A leaderboard, containing a list of rankings representing performance in a particular category or overall standings, helps to show users exactly how they are performing in relation to others. This can increase competitiveness and give users a clear indication of how others are performing, which would not necessarily be apparent without a leaderboard.
Examples from user interface design where leaderboards are implemented include online gaming communities, online courses (such as the Leaderboard in the IDF courses ‘Meet Your Peers’ section), Amazon’s list of top reviewers and the top tweeters, as seen in the image above.
Why choose leaderboards?
In competitive communities, leaderboards can encourage users to continue using your product or service as they strive to improve their standing.

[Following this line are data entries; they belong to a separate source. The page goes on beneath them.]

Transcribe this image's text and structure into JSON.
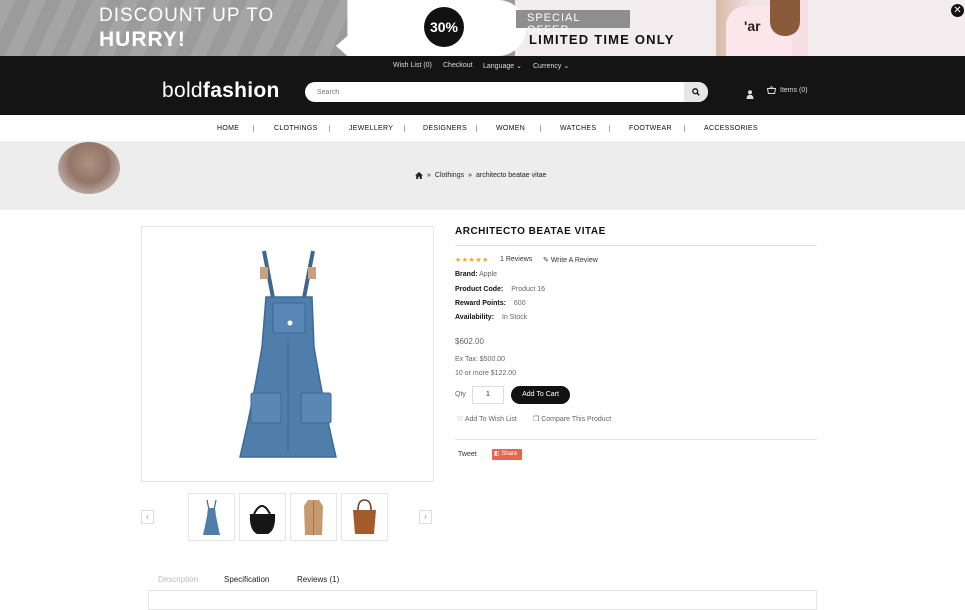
{
  "promo": {
    "line1": "DISCOUNT UP TO",
    "line2": "HURRY!",
    "badge": "30%",
    "special": "SPECIAL OFFER",
    "limited": "LIMITED TIME ONLY",
    "shirt_text": "'ar"
  },
  "topnav": {
    "wishlist": "Wish List (0)",
    "checkout": "Checkout",
    "language": "Language",
    "currency": "Currency"
  },
  "logo": {
    "light": "bold",
    "bold": "fashion"
  },
  "search": {
    "placeholder": "Search"
  },
  "cart": {
    "label": "Items (0)"
  },
  "menu": [
    "HOME",
    "CLOTHINGS",
    "JEWELLERY",
    "DESIGNERS",
    "WOMEN",
    "WATCHES",
    "FOOTWEAR",
    "ACCESSORIES"
  ],
  "breadcrumb": {
    "sep": "»",
    "parent": "Clothings",
    "current": "architecto beatae vitae"
  },
  "product": {
    "title": "ARCHITECTO BEATAE VITAE",
    "stars": "★★★★★",
    "reviews": "1 Reviews",
    "write_review": "Write A Review",
    "brand_label": "Brand:",
    "brand": "Apple",
    "code_label": "Product Code:",
    "code": "Product 16",
    "points_label": "Reward Points:",
    "points": "600",
    "avail_label": "Availability:",
    "avail": "In Stock",
    "price": "$602.00",
    "ex_tax": "Ex Tax: $500.00",
    "discount": "10 or more $122.00",
    "qty_label": "Qty",
    "qty": "1",
    "add_to_cart": "Add To Cart",
    "wishlist": "Add To Wish List",
    "compare": "Compare This Product",
    "tweet": "Tweet",
    "share": "Share"
  },
  "tabs": [
    "Description",
    "Specification",
    "Reviews (1)"
  ],
  "colors": {
    "accent": "#111111",
    "star": "#f5a623",
    "share": "#e8644d"
  }
}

It is important to make it clear to the user how they are performing compared to other competitors. Therefore, leaderboards provide a visible and concise way of displaying relative performance levels, which can motivate users to try harder and persevere with your product or service.
To show users how they are performing in relation to others, place their username and their current position within the same region as the leaderboard. For example, if you are displaying the top ten players in an online football game, you could put the users name and the number of their current position at the bottom of these, but make sure the user’s position is highlighted and distinguished from the other players, so they can immediately identify the personally relevant information.
Where appropriate, you might also wish to show users further leaderboards, such as a ‘Hall of Fame’ (representing the best performers ever to have played a game, used a service etc), a day-by-day, week-by-week or month-by-month breakdown.
Filters can also improve the user experience, allowing players/users to view select groups of competitors, such as friends, family or a customized list of rivals. Like this, the user can view the desired players/users without having to search for them in a much larger list.